The broader academic field of AI safety in security contexts has largely focused on offensive uses of LLMs — helping attackers write malware or phishing content — with the defensive side receiving comparatively less rigorous attention. These two papers represent part of a growing effort to close that gap with empirical, domain-specific evaluation.
Key Perspectives
Security researchers: The authors argue that the field has been too quick to attribute LLM failures in security contexts to generic model limitations. Their work identifies domain-specific failure modes that require domain-specific solutions — a finding that pushes back against the assumption that frontier model improvements alone will resolve the problem.
Security practitioners and blue teams: Defenders who rely on AI-assisted tools need to understand that free-form LLM reasoning is measurably less reliable than structured, modular approaches. The CyberTeam results support a workflow-first philosophy, where AI is a guided component rather than an autonomous analyst.

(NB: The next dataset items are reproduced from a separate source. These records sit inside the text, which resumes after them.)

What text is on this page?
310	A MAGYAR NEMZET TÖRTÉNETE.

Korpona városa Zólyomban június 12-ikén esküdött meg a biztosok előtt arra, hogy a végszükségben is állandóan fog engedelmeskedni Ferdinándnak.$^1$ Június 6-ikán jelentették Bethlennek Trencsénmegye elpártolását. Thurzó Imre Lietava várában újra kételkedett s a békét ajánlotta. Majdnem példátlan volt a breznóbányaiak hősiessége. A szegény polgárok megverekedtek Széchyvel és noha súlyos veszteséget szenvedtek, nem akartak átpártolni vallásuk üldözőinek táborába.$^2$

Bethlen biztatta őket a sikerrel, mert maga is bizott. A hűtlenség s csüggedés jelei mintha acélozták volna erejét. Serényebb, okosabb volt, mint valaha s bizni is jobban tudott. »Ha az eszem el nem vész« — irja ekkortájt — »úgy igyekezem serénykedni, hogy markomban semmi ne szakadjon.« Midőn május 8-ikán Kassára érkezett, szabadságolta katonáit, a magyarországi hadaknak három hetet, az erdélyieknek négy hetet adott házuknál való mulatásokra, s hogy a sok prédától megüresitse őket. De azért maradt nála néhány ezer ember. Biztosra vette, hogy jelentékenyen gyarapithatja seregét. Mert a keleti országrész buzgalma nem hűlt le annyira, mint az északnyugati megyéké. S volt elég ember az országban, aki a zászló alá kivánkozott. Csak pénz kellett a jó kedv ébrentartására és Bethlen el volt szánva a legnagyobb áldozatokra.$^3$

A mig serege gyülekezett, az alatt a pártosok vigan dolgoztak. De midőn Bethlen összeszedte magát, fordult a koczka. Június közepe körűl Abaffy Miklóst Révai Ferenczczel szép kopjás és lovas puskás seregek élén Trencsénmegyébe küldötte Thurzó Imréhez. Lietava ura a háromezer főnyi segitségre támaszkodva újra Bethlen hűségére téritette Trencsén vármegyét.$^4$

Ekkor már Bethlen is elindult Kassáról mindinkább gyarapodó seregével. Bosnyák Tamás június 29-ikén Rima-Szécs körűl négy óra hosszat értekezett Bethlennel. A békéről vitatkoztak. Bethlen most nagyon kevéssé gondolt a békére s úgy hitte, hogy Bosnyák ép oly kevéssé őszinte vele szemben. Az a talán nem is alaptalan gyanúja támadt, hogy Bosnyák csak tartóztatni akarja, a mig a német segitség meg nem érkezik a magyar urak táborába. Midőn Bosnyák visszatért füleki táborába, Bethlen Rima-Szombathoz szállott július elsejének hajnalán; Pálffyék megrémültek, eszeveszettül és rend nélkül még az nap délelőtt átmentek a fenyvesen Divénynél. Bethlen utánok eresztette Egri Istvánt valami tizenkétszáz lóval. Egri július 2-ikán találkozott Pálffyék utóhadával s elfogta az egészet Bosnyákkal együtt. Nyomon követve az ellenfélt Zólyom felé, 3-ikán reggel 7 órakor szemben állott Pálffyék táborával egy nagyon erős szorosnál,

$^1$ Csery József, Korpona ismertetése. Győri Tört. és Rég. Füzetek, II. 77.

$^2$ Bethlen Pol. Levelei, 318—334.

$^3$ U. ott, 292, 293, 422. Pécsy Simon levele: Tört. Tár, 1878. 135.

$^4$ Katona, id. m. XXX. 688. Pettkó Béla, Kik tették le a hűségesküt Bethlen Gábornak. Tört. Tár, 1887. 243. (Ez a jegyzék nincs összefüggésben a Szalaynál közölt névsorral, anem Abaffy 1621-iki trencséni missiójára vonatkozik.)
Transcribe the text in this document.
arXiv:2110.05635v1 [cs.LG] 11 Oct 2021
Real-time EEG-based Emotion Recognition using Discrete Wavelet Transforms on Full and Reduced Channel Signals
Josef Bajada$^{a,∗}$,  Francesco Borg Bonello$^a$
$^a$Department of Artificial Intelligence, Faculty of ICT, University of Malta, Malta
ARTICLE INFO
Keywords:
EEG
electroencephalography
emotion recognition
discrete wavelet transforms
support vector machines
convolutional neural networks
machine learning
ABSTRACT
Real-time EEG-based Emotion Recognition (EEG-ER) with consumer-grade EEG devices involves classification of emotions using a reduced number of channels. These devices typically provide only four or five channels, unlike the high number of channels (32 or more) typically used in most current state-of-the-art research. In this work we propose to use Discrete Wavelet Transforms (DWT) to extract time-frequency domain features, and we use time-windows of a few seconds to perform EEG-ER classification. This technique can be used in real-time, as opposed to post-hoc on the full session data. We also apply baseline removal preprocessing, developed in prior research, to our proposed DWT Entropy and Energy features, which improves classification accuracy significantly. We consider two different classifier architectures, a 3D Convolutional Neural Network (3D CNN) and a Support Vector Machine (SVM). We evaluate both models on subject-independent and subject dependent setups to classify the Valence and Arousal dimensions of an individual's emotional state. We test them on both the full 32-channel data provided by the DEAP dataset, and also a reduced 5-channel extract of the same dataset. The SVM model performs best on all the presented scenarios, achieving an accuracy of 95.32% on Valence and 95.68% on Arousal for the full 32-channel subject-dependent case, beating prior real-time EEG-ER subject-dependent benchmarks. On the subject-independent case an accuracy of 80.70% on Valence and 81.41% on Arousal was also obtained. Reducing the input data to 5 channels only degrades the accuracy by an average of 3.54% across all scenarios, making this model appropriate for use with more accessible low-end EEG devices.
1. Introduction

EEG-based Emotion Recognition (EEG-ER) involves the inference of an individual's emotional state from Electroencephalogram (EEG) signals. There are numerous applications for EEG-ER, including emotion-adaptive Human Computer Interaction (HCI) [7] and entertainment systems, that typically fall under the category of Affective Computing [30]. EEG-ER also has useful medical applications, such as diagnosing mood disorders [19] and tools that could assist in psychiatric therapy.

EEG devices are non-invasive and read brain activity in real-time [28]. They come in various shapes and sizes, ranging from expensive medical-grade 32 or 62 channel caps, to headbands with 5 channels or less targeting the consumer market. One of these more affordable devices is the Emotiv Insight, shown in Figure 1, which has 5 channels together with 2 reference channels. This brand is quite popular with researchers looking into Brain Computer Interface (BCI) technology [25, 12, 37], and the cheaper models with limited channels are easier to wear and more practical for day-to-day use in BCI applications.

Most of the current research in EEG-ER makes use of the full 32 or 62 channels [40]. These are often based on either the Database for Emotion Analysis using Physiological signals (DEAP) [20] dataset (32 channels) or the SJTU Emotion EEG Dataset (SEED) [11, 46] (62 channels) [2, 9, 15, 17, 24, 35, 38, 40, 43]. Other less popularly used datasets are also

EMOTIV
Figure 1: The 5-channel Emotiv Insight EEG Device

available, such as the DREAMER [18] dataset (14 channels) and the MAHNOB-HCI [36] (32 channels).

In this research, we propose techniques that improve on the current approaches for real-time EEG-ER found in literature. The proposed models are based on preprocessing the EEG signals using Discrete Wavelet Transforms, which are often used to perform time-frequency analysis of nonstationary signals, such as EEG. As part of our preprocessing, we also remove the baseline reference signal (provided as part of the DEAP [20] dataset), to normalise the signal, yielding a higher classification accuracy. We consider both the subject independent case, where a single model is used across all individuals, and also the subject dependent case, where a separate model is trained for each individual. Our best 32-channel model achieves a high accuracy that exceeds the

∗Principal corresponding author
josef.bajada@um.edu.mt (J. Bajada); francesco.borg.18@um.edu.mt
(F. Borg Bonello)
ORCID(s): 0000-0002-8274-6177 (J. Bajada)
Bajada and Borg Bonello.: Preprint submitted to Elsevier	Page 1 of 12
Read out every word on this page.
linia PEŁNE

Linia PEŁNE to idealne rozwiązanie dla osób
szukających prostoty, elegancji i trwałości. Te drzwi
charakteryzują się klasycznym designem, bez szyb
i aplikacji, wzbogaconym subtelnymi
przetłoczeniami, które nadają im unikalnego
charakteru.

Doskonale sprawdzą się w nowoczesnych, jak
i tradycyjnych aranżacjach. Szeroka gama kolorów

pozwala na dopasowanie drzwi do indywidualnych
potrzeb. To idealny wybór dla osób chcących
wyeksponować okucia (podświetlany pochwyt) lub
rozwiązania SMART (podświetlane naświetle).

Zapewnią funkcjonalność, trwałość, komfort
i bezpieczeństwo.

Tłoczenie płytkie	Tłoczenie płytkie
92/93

Critics and sceptics: Some in the security community will note that benchmarks, however well-designed, rarely capture the full complexity of live operational environments. The human-in-the-loop evaluation method used in the CTI vulnerability study is more robust than automated judging, but scaling such evaluation to production environments remains an open challenge. Others may question whether the 'targeted defences' that reduced failure rates are practical to implement at enterprise scale.
What to Watch
- Whether major security vendors (CrowdStrike, Microsoft Sentinel, Palo Alto) respond to this research by adopting structured, modular LLM deployment frameworks in their AI-assisted products.
- Academic and industry uptake of the CyberTeam benchmark as a standard evaluation tool — its adoption would signal growing consensus around structured LLM deployment in security.
- Emerging regulatory guidance on AI use in critical security infrastructure, particularly from bodies like CISA in the US and the NCSC in the UK, which may reference or build on this kind of empirical work.